A: Because Rust gives you parallelism and SIMD by default, and f64 addition is non-associative. A rayon parallel sum is reproducible but not bit-identical to a serial sum. The protocol handles this with the reduction-order rule: fixed-order reduction = (E) exact; reordered = (B) bounded by n·eps·max|x|, declared in MATH.md. See PARITY_TAXONOMY.md.
Q: maturin/PyO3 or a standalone Rust binary for the candidate?
A: Default to maturin/PyO3 — the deliverable is a pip-installable Rust-backed Python package, and the candidate runner just import rs_<pkg>. A cargo run binary that dumps JSON is an acceptable fallback when the package is CLI-shaped, but you lose the "drop-in faster replacement" property.
Q: What if my target's deps have no Rust crate (e.g. statsmodels)?
A: Either (a) port the specific routine you need into the crate, or (b) keep that step in Python and call back across the boundary, documenting the seam in MATH.md and RECONSTRUCTION_REPORT.md §6. Don't pretend a different routine is equivalent.
Q: My port gets a 1.2× speedup from a rayon reduction but Procrustes drops from 1.0000 to 0.9990 (still above threshold). Accept?
A: Only if it's a (B) rewrite with the perturbation bound derived in MATH.md. A "small" empirical drop with no closed-form bound is a bug, not an optimisation. Reject and either fix the reduction order ((E)) or derive the bound.
Q: Can I publish to a different GitHub org?
A: Yes. Export REBUILDPY_ORG=<your-org> before running engine.discover_rust_deps.

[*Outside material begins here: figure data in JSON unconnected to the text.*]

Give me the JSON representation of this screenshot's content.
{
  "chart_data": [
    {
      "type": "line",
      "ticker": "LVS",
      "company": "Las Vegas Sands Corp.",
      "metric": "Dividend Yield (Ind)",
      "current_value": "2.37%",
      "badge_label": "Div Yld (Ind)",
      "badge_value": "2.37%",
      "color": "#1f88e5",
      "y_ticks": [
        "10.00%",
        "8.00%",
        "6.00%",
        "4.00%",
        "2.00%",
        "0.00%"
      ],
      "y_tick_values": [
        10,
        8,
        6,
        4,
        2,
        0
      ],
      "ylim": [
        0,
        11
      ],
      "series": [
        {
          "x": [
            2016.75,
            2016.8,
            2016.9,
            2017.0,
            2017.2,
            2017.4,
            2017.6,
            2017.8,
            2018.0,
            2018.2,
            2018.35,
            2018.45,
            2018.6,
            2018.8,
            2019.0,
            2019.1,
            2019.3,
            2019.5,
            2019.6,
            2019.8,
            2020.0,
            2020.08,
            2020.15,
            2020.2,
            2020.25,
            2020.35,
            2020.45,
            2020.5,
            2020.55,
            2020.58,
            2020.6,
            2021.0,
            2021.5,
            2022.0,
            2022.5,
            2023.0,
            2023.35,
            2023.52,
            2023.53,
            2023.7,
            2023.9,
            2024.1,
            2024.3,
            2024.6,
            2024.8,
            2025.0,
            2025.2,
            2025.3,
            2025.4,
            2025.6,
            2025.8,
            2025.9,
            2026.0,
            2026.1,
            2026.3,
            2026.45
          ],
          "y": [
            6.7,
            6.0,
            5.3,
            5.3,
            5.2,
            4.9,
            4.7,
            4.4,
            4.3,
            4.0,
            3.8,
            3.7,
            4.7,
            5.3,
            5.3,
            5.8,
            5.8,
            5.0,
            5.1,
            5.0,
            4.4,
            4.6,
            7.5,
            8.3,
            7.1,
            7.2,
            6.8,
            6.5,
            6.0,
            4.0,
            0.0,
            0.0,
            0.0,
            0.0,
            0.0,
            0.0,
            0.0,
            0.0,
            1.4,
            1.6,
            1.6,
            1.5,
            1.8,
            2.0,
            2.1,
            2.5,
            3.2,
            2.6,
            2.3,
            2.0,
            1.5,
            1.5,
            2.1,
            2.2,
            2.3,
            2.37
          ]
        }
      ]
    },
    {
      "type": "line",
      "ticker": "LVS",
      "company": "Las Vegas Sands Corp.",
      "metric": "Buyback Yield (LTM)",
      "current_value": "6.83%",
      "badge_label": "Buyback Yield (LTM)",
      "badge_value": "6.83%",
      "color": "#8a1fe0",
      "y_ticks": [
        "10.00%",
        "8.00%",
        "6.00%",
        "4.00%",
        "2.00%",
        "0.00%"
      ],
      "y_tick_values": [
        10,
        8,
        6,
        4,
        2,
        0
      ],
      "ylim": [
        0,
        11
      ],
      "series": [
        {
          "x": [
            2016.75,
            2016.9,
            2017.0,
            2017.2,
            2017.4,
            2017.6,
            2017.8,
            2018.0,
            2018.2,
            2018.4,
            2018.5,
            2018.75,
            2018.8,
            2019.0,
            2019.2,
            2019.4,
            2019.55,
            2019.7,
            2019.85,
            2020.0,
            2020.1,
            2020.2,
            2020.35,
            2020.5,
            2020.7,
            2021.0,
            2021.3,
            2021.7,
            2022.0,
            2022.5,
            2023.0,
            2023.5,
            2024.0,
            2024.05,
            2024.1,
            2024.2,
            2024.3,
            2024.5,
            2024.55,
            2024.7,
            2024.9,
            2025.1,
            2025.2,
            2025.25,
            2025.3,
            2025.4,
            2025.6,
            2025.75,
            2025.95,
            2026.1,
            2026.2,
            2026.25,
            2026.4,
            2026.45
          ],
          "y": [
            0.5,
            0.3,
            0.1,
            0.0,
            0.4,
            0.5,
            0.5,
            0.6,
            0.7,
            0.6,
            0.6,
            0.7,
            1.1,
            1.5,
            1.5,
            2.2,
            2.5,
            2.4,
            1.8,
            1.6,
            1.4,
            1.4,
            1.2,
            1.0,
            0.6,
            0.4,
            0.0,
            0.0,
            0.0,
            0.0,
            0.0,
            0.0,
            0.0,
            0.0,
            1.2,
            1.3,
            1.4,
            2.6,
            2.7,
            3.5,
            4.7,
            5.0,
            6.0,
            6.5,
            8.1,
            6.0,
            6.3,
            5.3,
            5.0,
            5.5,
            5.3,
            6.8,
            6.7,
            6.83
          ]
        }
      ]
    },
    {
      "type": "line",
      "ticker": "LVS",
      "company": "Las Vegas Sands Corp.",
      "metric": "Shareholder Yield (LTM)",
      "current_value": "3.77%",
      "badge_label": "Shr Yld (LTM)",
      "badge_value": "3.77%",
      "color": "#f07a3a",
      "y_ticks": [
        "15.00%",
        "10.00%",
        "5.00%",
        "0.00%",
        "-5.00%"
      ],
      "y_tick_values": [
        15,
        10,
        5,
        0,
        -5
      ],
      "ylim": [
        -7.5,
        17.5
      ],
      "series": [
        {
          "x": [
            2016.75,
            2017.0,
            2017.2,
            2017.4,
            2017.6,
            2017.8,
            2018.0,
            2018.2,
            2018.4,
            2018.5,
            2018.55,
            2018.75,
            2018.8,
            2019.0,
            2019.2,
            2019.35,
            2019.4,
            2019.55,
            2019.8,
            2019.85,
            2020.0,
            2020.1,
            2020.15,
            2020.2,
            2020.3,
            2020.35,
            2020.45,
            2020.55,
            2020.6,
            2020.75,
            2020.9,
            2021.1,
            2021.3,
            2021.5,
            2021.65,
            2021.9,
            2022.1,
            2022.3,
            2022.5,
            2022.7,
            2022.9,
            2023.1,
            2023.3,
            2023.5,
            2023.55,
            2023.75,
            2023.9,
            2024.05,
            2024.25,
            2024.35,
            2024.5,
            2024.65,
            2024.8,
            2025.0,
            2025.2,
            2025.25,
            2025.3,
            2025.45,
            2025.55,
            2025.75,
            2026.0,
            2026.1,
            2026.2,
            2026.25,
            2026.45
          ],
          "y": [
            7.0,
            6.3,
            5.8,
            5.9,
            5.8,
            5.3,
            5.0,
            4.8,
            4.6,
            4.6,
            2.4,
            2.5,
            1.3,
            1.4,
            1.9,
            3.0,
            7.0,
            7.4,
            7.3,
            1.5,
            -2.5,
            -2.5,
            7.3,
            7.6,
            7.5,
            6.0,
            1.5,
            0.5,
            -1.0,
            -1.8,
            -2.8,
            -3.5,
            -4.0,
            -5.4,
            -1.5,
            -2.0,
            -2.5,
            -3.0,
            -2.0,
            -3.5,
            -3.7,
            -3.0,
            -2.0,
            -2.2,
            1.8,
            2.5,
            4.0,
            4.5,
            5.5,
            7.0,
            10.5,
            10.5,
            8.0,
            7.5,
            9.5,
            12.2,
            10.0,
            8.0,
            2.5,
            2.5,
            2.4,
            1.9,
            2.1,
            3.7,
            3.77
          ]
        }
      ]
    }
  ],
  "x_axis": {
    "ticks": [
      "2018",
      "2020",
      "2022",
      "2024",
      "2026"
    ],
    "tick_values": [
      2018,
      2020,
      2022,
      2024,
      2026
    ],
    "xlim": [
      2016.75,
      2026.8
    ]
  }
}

The kit pushes nothing automatically — Phase 5's gh repo create, maturin publish, and cargo publish are explicit and you control them.
Q: Does this work on Windows?
A: Tested on Linux; macOS should work (set the Accelerate BLAS backend for ndarray-linalg). Windows requires WSL2 because the kit shells out to bash for some pipe operations.
The kit itself is MIT. Each individual port matches its upstream Python package's license (GPL-3 if upstream is GPL ≥ 2; MIT/Apache-2.0 dual — the Rust convention — if upstream is permissive). See TEMPLATE.md §License decision matrix.
This protocol is a direct adaptation of the omicverse-rebuildr recipe (reference-driven cross-language library synthesis via LLM agents), re-pointed from R→Python to Python→Rust. The reference-driven parity-gate methodology, the 8-class taxonomy, the two-plot evaluation, and the verifier-guided acceleration search are inherited wholesale; the Python→Rust direction adds the reduction-order admissibility rule and the Rust-specific acceleration playbook. Case-study ports live under github.com/<org>/rs-*.